Newman has also heard positive things about Ponte Vecchio, but said the real opportunity for Intel is with its oneAPI software strategy.
oneAPI is a unifying software-development platform the company is working on that is designed to pick the most appropriate type of silicon Intel makes — x86, GPU, FPGA, AI processors — when compiling applications rather than forcing the developer to pick one type of silicon and code to it. It also provides a number of API libraries for functions like video processing, communications, analytics, and neural networks.
This abstraction eliminates the need to determine the best processor to target, as well as the need to work with different tools, libraries, and programming languages.
So rather than coding to a specific processor in a specific language, developers can focus on the business logic and write in Data Parallel C++ (DPC++), an open-source variant of C++ designed specifically for data parallelism and heterogeneous programming.
One factor that separates Intel from Nvidia and AMD is where it makes its chips. While the others use Taiwan chip maker TSMC, Intel manufactures many of its own chips in the US, with other factories in Ireland, Malaysia, and Israel. And in has big plans to build more in the US.

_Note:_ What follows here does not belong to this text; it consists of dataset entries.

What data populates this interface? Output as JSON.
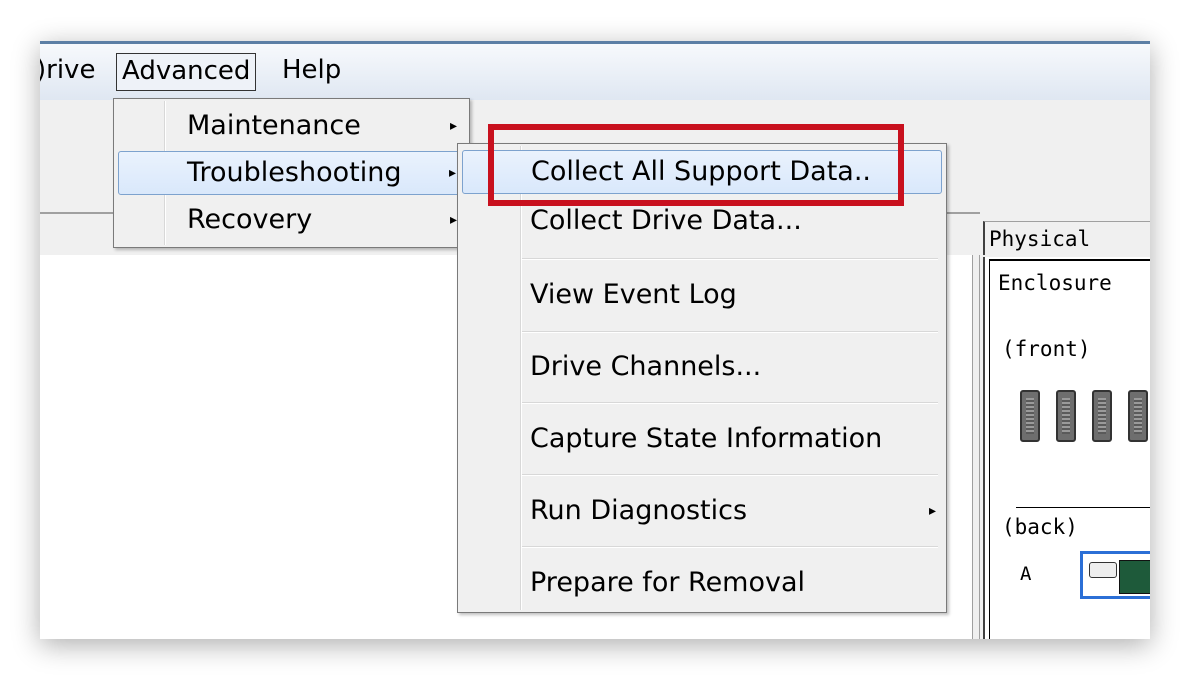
{
  "menubar": {
    "drive": ")rive",
    "advanced": "Advanced",
    "help": "Help"
  },
  "advanced_menu": {
    "items": [
      {
        "label": "Maintenance",
        "has_submenu": true
      },
      {
        "label": "Troubleshooting",
        "has_submenu": true,
        "highlighted": true
      },
      {
        "label": "Recovery",
        "has_submenu": true
      }
    ]
  },
  "troubleshooting_menu": {
    "items": [
      {
        "label": "Collect All Support Data..",
        "highlighted": true
      },
      {
        "label": "Collect Drive Data..."
      },
      {
        "label": "View Event Log"
      },
      {
        "label": "Drive Channels..."
      },
      {
        "label": "Capture State Information"
      },
      {
        "label": "Run Diagnostics",
        "has_submenu": true
      },
      {
        "label": "Prepare for Removal"
      }
    ]
  },
  "physical_panel": {
    "tab": "Physical",
    "enclosure": "Enclosure",
    "front": "(front)",
    "back": "(back)",
    "controller_a": "A"
  },
  "annotation": {
    "color": "#c8101e"
  },
  "icons": {
    "submenu_arrow": "▸"
  }
}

That gives it certain advantages, Cassell said. “The control [it has] of its own manufacturing gives it a control of its destiny, in a certain way,” he said. "I see these things as assets for the company.”
In the end, said Newman, the competition among Nvidia, AMD, and Intel could come down to a software race.
“If you asked [Nvidia’s] top engineers, they’ll say we’re not a chip company," he said. "We’re a software company. I really do believe that Intel has not really thought like a software company about AI up to now, but if they can get [oneAPI] right, I see some real opportunity there."